UMD Graduates Invent World's First Ultra-Clean Wood Stove

It all started in 2013 with an international design competition called the Wood Stove Decathlon.

Two University of Maryland students from the Clark School of Engineering, who would later go on to launch a startup venture based on their ideas, comprised the only student team participating in the design competition with established industry manufacturers.

The goal of the competition, held on the National Mall in Washington, D.C. and hosted by the Alliance for Green Heat, was to develop a wood stove that would break out of the complicated and unclean traditional wood burning methods and pave the way for a more energy-efficient and clean-burning method.

UMD’s Team Mulciber won the Low Emissions Prize. The same invention went on to win the Grand Prize at the Alliance for Green Heat’s Wood Stove Design Workshop last year.

Following the competition, two students from Team Mulciber launched a startup called MF Fire to continue their work and make products that help people use natural and sustainable methods to keep their homes warm.

“For centuries, the world relied on local, renewable wood fuel to heat their homes. However, traditional wood burning was dirty and complicated, and much of the world gave up wood for fossil fuels,” said Taylor Myers, Chief Technical Officer of the startup and a graduate of UMD’s fire protection engineering program. He is currently a mechanical engineering Ph.D. candidate at the University.

Myers worked with Ryan Fisher, who completed his bachelor’s and master’s degrees in fire protection engineering program at UMD, to develop the Mulciber stove.

In Myers’ words, “Mulciber provides clean and sustainable energy, transforming the way the world heats their homes.” It uses nothing but wood fuel.

“Other home heating systems, like fuel oil, propane or natural gas, are expensive, non-renewable, or both,” Myers said. “The Mulciber was designed by fire scientists to outperform all of these: providing the natural heat of inexpensive and renewable wood without emitting health harming emissions.”

The stove, which features a matte black finish with a large viewing window and the world’s first ultra-clean heater that emits less smoke than a single cigarette, is named after the Roman god Mulciber, who represents “perfect control of metal and fire.”

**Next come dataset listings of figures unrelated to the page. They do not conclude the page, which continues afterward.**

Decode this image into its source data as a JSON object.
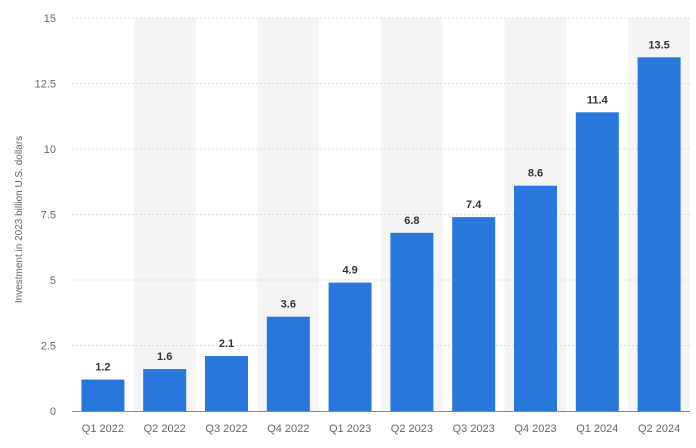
{
  "chart_data": {
    "type": "bar",
    "categories": [
      "Q1 2022",
      "Q2 2022",
      "Q3 2022",
      "Q4 2022",
      "Q1 2023",
      "Q2 2023",
      "Q3 2023",
      "Q4 2023",
      "Q1 2024",
      "Q2 2024"
    ],
    "values": [
      1.2,
      1.6,
      2.1,
      3.6,
      4.9,
      6.8,
      7.4,
      8.6,
      11.4,
      13.5
    ],
    "value_labels": [
      "1.2",
      "1.6",
      "2.1",
      "3.6",
      "4.9",
      "6.8",
      "7.4",
      "8.6",
      "11.4",
      "13.5"
    ],
    "ylabel": "Investment in 2023 billion U.S. dollars",
    "yticks": [
      0,
      2.5,
      5,
      7.5,
      10,
      12.5,
      15
    ],
    "ytick_labels": [
      "0",
      "2.5",
      "5",
      "7.5",
      "10",
      "12.5",
      "15"
    ],
    "ylim": [
      0,
      15
    ],
    "grid": true,
    "bar_color": "#2a77dc",
    "band_color": "#f5f5f5",
    "grid_color": "#dddddd"
  }
}
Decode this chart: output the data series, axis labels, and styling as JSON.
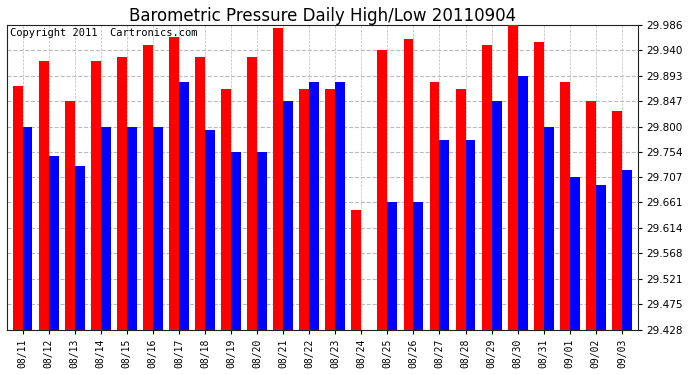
{
  "title": "Barometric Pressure Daily High/Low 20110904",
  "copyright": "Copyright 2011  Cartronics.com",
  "dates": [
    "08/11",
    "08/12",
    "08/13",
    "08/14",
    "08/15",
    "08/16",
    "08/17",
    "08/18",
    "08/19",
    "08/20",
    "08/21",
    "08/22",
    "08/23",
    "08/24",
    "08/25",
    "08/26",
    "08/27",
    "08/28",
    "08/29",
    "08/30",
    "08/31",
    "09/01",
    "09/02",
    "09/03"
  ],
  "highs": [
    29.875,
    29.921,
    29.847,
    29.921,
    29.928,
    29.95,
    29.965,
    29.928,
    29.869,
    29.928,
    29.98,
    29.869,
    29.869,
    29.647,
    29.94,
    29.96,
    29.882,
    29.869,
    29.95,
    29.986,
    29.955,
    29.882,
    29.847,
    29.828
  ],
  "lows": [
    29.8,
    29.747,
    29.728,
    29.8,
    29.8,
    29.8,
    29.882,
    29.793,
    29.754,
    29.754,
    29.847,
    29.882,
    29.882,
    29.428,
    29.661,
    29.661,
    29.775,
    29.775,
    29.847,
    29.893,
    29.8,
    29.707,
    29.693,
    29.72
  ],
  "y_ticks": [
    29.428,
    29.475,
    29.521,
    29.568,
    29.614,
    29.661,
    29.707,
    29.754,
    29.8,
    29.847,
    29.893,
    29.94,
    29.986
  ],
  "ymin": 29.428,
  "ymax": 29.986,
  "high_color": "#ff0000",
  "low_color": "#0000ff",
  "bg_color": "#ffffff",
  "plot_bg_color": "#ffffff",
  "grid_color": "#bbbbbb",
  "title_fontsize": 12,
  "copyright_fontsize": 7.5,
  "bar_width": 0.38
}
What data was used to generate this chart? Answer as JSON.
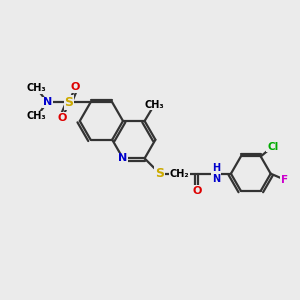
{
  "bg": "#ebebeb",
  "bond_color": "#333333",
  "colors": {
    "N": "#0000cc",
    "O": "#dd0000",
    "S": "#ccaa00",
    "Cl": "#00aa00",
    "F": "#cc00cc",
    "C": "#000000",
    "H": "#666666"
  },
  "bl": 0.72,
  "lw": 1.6,
  "fs": 7.5,
  "xlim": [
    0,
    10
  ],
  "ylim": [
    0,
    10
  ],
  "figsize": [
    3.0,
    3.0
  ],
  "dpi": 100
}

Support for the startup came in from several quarters. The university offered the team funding during initial stages for competition and development.

“The university was tremendously generous. It was its funding and encouragement that allowed our student team to perform as well as we did,” Myers said.

UMD’s Maryland Technology Enterprise Institute (Mtech) guided them through the market scenarios to help tailor the product according to customer requirements. “We have had a lot of help from Mtech, particularly Satish Tamboli [venture advisor, Mtech Ventures] and Craig Dye [director, Mtech Ventures],” said Myers.

The Office of Technology Commercialization offered support to MF Fire to secure intellectual property protecting the Mulciber. They also helped speed up the licensing process so that the product could be taken to the market soon.

In five years, MF Fire will be “continuing to innovate and use our engineering expertise to create better products that improve lives,” Myers said.